On parle de commémorations. Mais sur quoi devraient-elles porter ? Sur l’énième acte d’une guerre que l’on n’en finit pas de déclarer à l’Occident depuis le 11 septembre 2001 ? Au lendemain de chaque attentat, les autorités se fendent d’un discours au ton martial avec du « war on terror » en guise de refrain. Et puis rien. Tout s’évanouit faute d’un Churchill et d’un Patton pour donner un peu de consistance à ces postures guerrières.
32 morts et des centaines de blessés
En Belgique, l’incompétence des ministres qui se sont succédé durant de trop longues années à la tête de la Justice et de l’Intérieur a eu un terrible coût : 32 morts et des centaines de blessés, sans compter les victimes de Nemmouche, un autre soldat de l’EI dont la condamnation a perpétuité est tombée la semaine dernière.
Ironie du sort, l’ex-ministre de l’intérieur, Joëlle Milquet, qui ne refusait pas un selfie avec un djihadiste, avait démissionné en 2014 après avoir été inquiétée par la justice pour de possibles emplois fictifs destinés à « sensibiliser » des électorats de niches ethniques. Recasée à la Commission auprès de Jean-Claude Junker qui l’avait mandatée pour remettre un rapport portant sur les victimes du terrorisme, elle a finalement accouché le 11 mars dernier d’un document ponctué de yakas, véritable un manuel d’enfonçage de portes ouvertes.

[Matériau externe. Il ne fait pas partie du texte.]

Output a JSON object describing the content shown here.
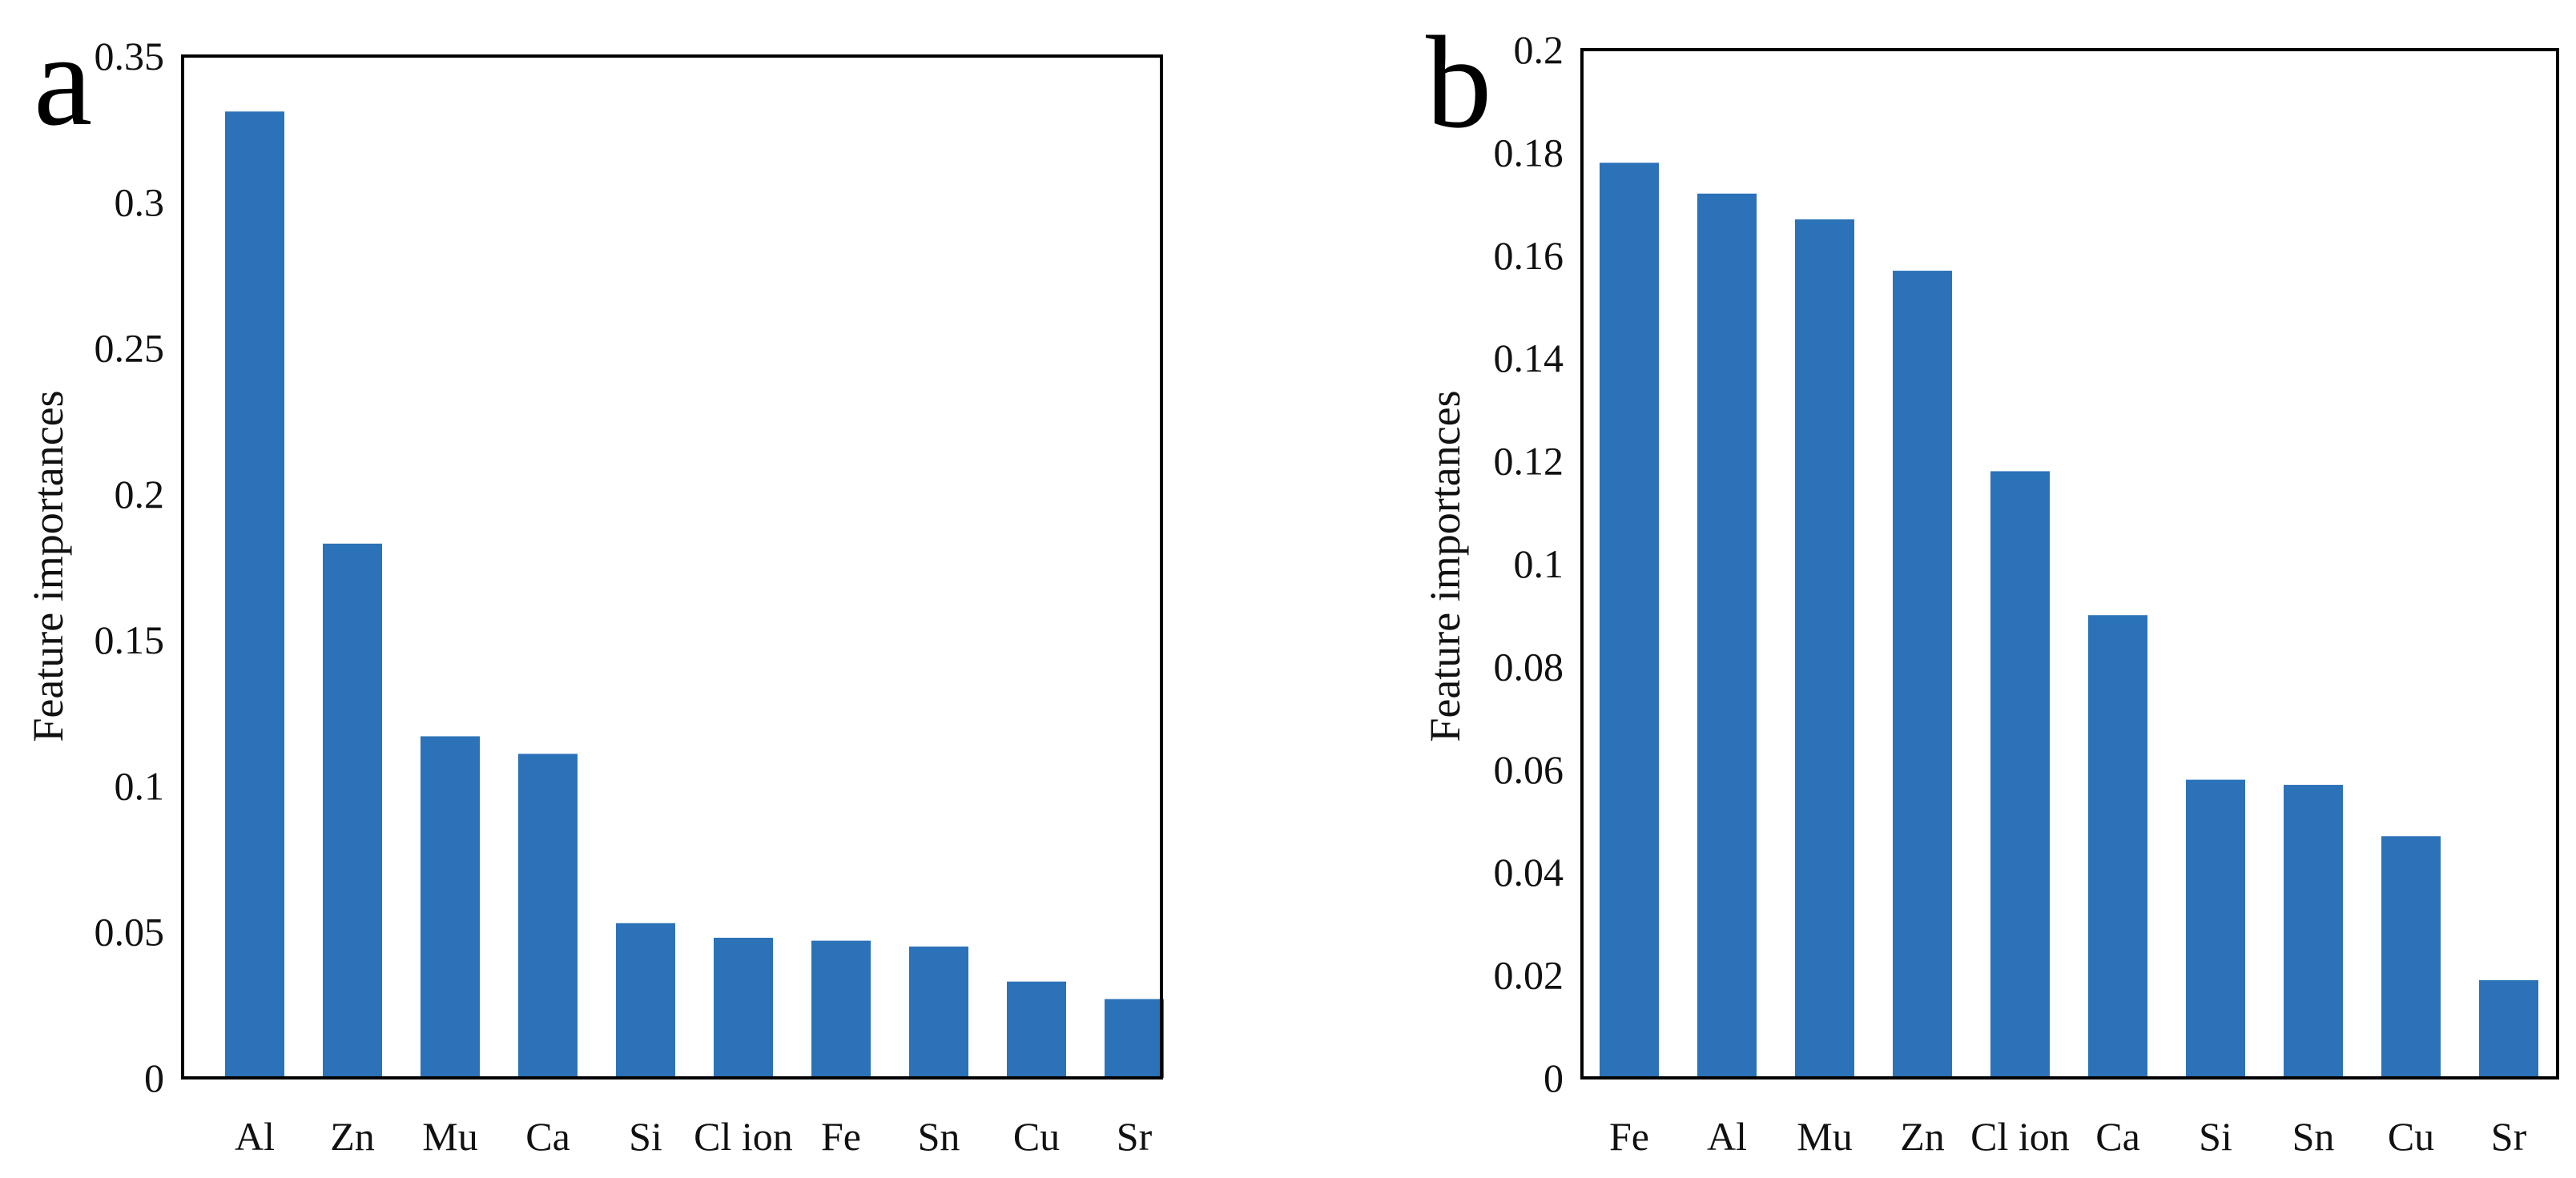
{
  "figure": {
    "colors": {
      "bar": "#2b72b8",
      "frame": "#000000",
      "text": "#111111"
    }
  },
  "chart_data": [
    {
      "type": "bar",
      "panel": "a",
      "title": "",
      "xlabel": "",
      "ylabel": "Feature importances",
      "ylim": [
        0,
        0.35
      ],
      "yticks": [
        0,
        0.05,
        0.1,
        0.15,
        0.2,
        0.25,
        0.3,
        0.35
      ],
      "ytick_labels": [
        "0",
        "0.05",
        "0.1",
        "0.15",
        "0.2",
        "0.25",
        "0.3",
        "0.35"
      ],
      "categories": [
        "Al",
        "Zn",
        "Mu",
        "Ca",
        "Si",
        "Cl ion",
        "Fe",
        "Sn",
        "Cu",
        "Sr"
      ],
      "values": [
        0.331,
        0.183,
        0.117,
        0.111,
        0.053,
        0.048,
        0.047,
        0.045,
        0.033,
        0.027
      ],
      "grid": false
    },
    {
      "type": "bar",
      "panel": "b",
      "title": "",
      "xlabel": "",
      "ylabel": "Feature importances",
      "ylim": [
        0,
        0.2
      ],
      "yticks": [
        0,
        0.02,
        0.04,
        0.06,
        0.08,
        0.1,
        0.12,
        0.14,
        0.16,
        0.18,
        0.2
      ],
      "ytick_labels": [
        "0",
        "0.02",
        "0.04",
        "0.06",
        "0.08",
        "0.1",
        "0.12",
        "0.14",
        "0.16",
        "0.18",
        "0.2"
      ],
      "categories": [
        "Fe",
        "Al",
        "Mu",
        "Zn",
        "Cl ion",
        "Ca",
        "Si",
        "Sn",
        "Cu",
        "Sr"
      ],
      "values": [
        0.178,
        0.172,
        0.167,
        0.157,
        0.118,
        0.09,
        0.058,
        0.057,
        0.047,
        0.019
      ],
      "grid": false
    }
  ]
}
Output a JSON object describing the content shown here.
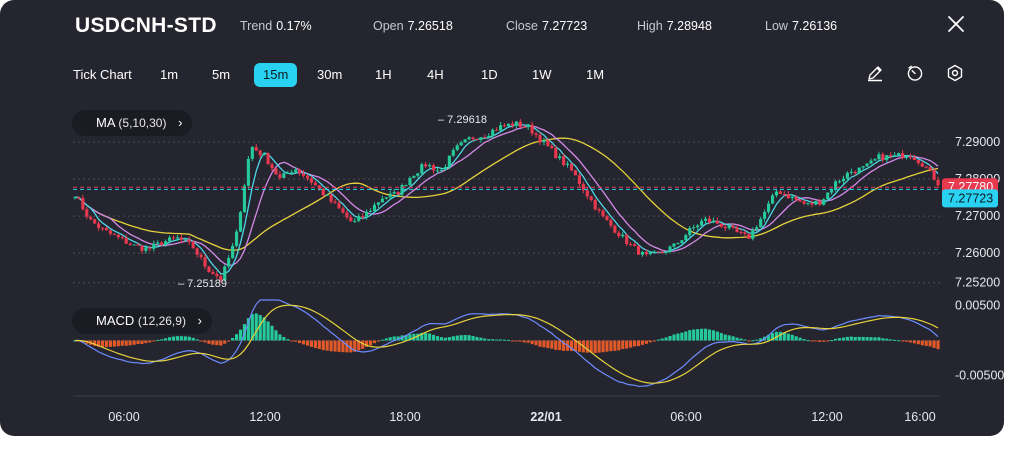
{
  "header": {
    "symbol": "USDCNH-STD",
    "trend_label": "Trend",
    "trend_value": "0.17%",
    "open_label": "Open",
    "open_value": "7.26518",
    "close_label": "Close",
    "close_value": "7.27723",
    "high_label": "High",
    "high_value": "7.28948",
    "low_label": "Low",
    "low_value": "7.26136"
  },
  "toolbar": {
    "chart_type": "Tick Chart",
    "timeframes": [
      "1m",
      "5m",
      "15m",
      "30m",
      "1H",
      "4H",
      "1D",
      "1W",
      "1M"
    ],
    "active_timeframe": "15m",
    "icons": [
      "pencil-icon",
      "clock-icon",
      "settings-icon",
      "close-icon"
    ]
  },
  "indicators": {
    "ma_name": "MA",
    "ma_params": "(5,10,30)",
    "macd_name": "MACD",
    "macd_params": "(12,26,9)"
  },
  "colors": {
    "background": "#24252e",
    "bull": "#26c99a",
    "bear": "#e8394f",
    "ma5": "#4fd6e8",
    "ma10": "#d48ae8",
    "ma30": "#e6d23c",
    "macd_line": "#6e8cff",
    "signal_line": "#e6d23c",
    "hist_pos": "#26c99a",
    "hist_neg": "#e25a2a",
    "accent": "#2ad2f2"
  },
  "chart_data": [
    {
      "type": "candlestick",
      "name": "USDCNH-STD 15m",
      "y_ticks": [
        "7.29000",
        "7.28000",
        "7.27000",
        "7.26000",
        "7.25200"
      ],
      "ylim": [
        7.2495,
        7.2992
      ],
      "x_tick_labels": [
        "06:00",
        "12:00",
        "18:00",
        "22/01",
        "06:00",
        "12:00",
        "16:00"
      ],
      "price_labels": {
        "ask": "7.27780",
        "last": "7.27723"
      },
      "annotations": {
        "high": "7.29618",
        "low": "7.25189"
      },
      "price_path": [
        7.276,
        7.269,
        7.266,
        7.264,
        7.262,
        7.261,
        7.263,
        7.264,
        7.262,
        7.256,
        7.253,
        7.264,
        7.289,
        7.286,
        7.28,
        7.283,
        7.28,
        7.276,
        7.272,
        7.268,
        7.271,
        7.275,
        7.276,
        7.281,
        7.284,
        7.282,
        7.288,
        7.291,
        7.292,
        7.294,
        7.295,
        7.294,
        7.29,
        7.286,
        7.282,
        7.276,
        7.27,
        7.266,
        7.262,
        7.259,
        7.26,
        7.262,
        7.266,
        7.269,
        7.268,
        7.266,
        7.264,
        7.27,
        7.277,
        7.275,
        7.273,
        7.274,
        7.279,
        7.282,
        7.283,
        7.286,
        7.286,
        7.287,
        7.284,
        7.279
      ]
    },
    {
      "type": "macd",
      "name": "MACD (12,26,9)",
      "y_ticks": [
        "0.00500",
        "-0.00500"
      ],
      "ylim": [
        -0.0068,
        0.0058
      ]
    }
  ]
}
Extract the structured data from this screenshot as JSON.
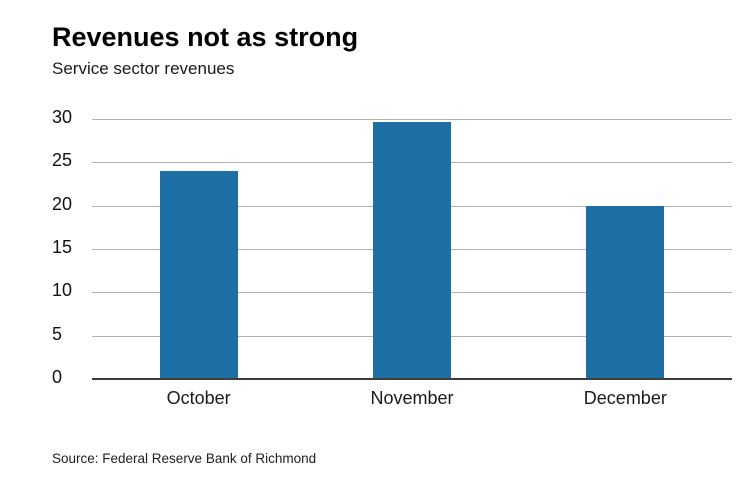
{
  "header": {
    "title": "Revenues not as strong",
    "subtitle": "Service sector revenues"
  },
  "source": "Source: Federal Reserve Bank of Richmond",
  "colors": {
    "bar": "#1d6fa5",
    "gridline": "#b3b3b3",
    "baseline": "#3d3d3d"
  },
  "chart_data": {
    "type": "bar",
    "title": "Revenues not as strong",
    "subtitle": "Service sector revenues",
    "categories": [
      "October",
      "November",
      "December"
    ],
    "values": [
      24,
      29.7,
      20
    ],
    "xlabel": "",
    "ylabel": "",
    "ylim": [
      0,
      30
    ],
    "ytick_step": 5,
    "yticks": [
      0,
      5,
      10,
      15,
      20,
      25,
      30
    ],
    "grid": true,
    "legend": false,
    "bar_color": "#1d6fa5",
    "source": "Source: Federal Reserve Bank of Richmond"
  }
}
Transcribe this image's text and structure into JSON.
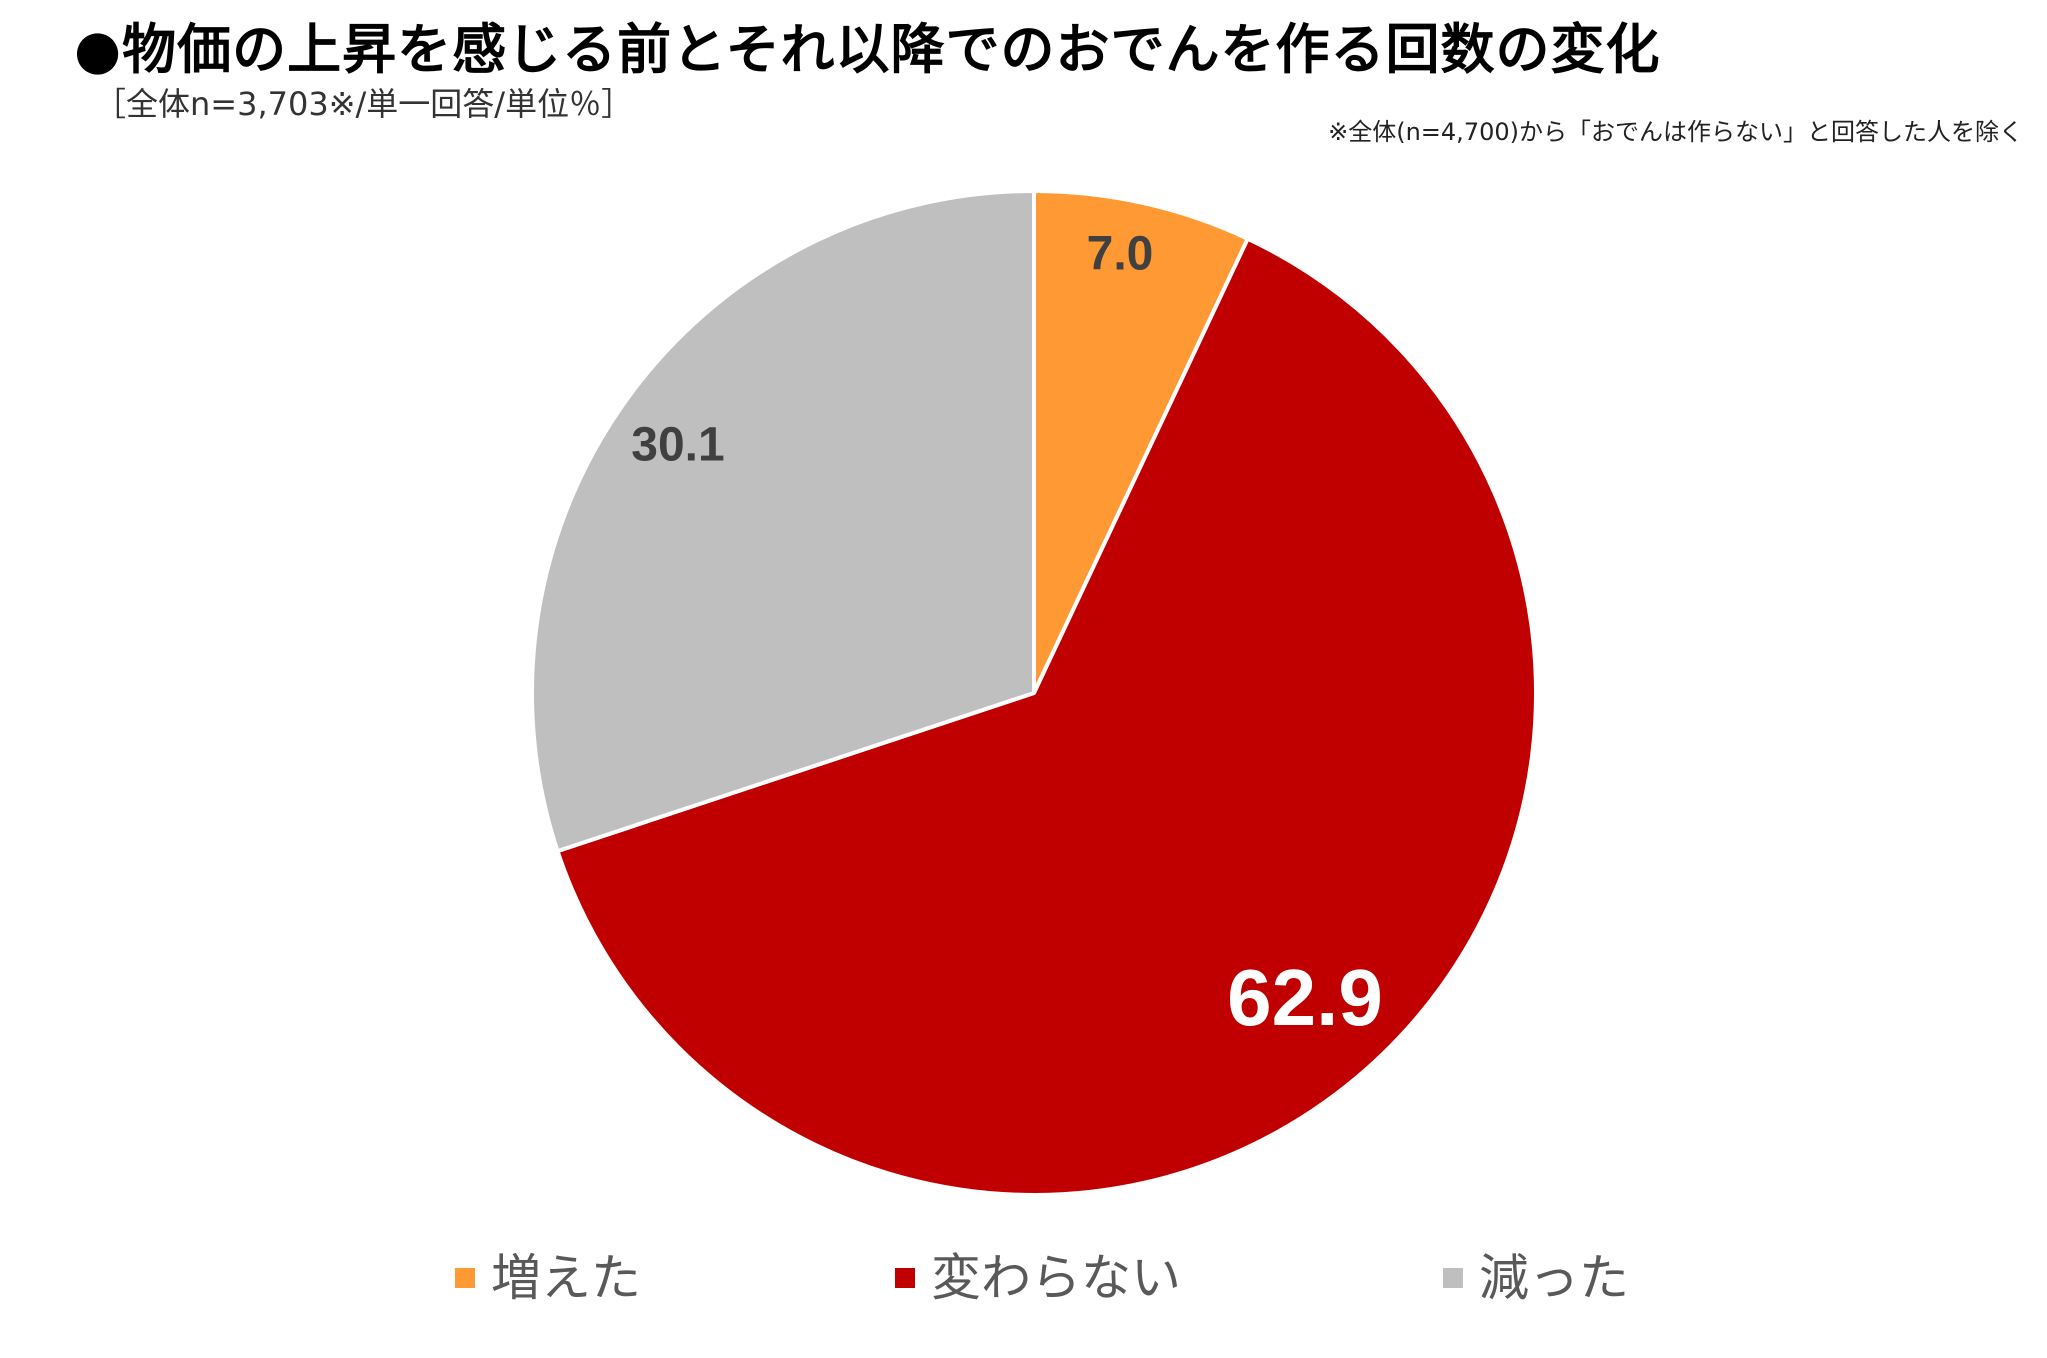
{
  "header": {
    "title": "●物価の上昇を感じる前とそれ以降でのおでんを作る回数の変化",
    "subtitle": "［全体n=3,703※/単一回答/単位％］",
    "note": "※全体(n=4,700)から「おでんは作らない」と回答した人を除く"
  },
  "chart_data": {
    "type": "pie",
    "categories": [
      "増えた",
      "変わらない",
      "減った"
    ],
    "values": [
      7.0,
      62.9,
      30.1
    ],
    "data_labels": [
      "7.0",
      "62.9",
      "30.1"
    ],
    "colors": [
      "#FF9933",
      "#C00000",
      "#BFBFBF"
    ],
    "label_colors": [
      "#404040",
      "#FFFFFF",
      "#404040"
    ],
    "start_angle": "12 o'clock",
    "direction": "clockwise",
    "legend_position": "bottom"
  },
  "legend": {
    "items": [
      {
        "label": "増えた",
        "color": "#FF9933"
      },
      {
        "label": "変わらない",
        "color": "#C00000"
      },
      {
        "label": "減った",
        "color": "#BFBFBF"
      }
    ]
  }
}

De leur côté, les victimes des attentats attendent beaucoup plus des autorités qu’elles jugent défaillantes tant sur l’action préventive par rapport à cette vague d’attentats que sur la prise en charge et la réparation des dommages.
Assumons la guerre
Parmi les voix qui parviennent à déchirer le silence de bon aloi, celle de Karen Northshield, vent debout. Ancienne nageuse de haut-niveau, elle doit son salut à une condition physique hors du commun et à un mental à l’épreuve des balles. Polytraumatisée et toujours hospitalisée pour une durée encore indéterminée elle demande aux autorités de reconnaître le statut d’invalide de guerre aux victimes d’actes terroristes. Une telle reconnaissance serait de nature à faciliter les démarches des victimes. Mais ce serait aussi une grande avancée sur le plan symbolique. A l’heure où de nombreux Etats s’ouvrent sérieusement à la perspective d’un retour des familles de combattants djihadistes, pas sûr qu’ils choisissent de se ranger du côté des victimes en édictant des dispositions qui conduiraient à coucher le mot « guerre » dans une disposition légale.
A Zaventem, la statue emblématique qui habitait le hall des départs de l’aéroport, « flight in mind », endommagée lors des attentats a été restaurée pour être pudiquement exfiltrée et reléguée dès 2017 à l’extérieur du bâtiment dans un « Memorial Garden » qu’aucun voyageur ne visitera. Planquez cet attentat que je ne saurais voir ! In memoriam, oui, mais a minima ! Ceci n’est pas une guerre…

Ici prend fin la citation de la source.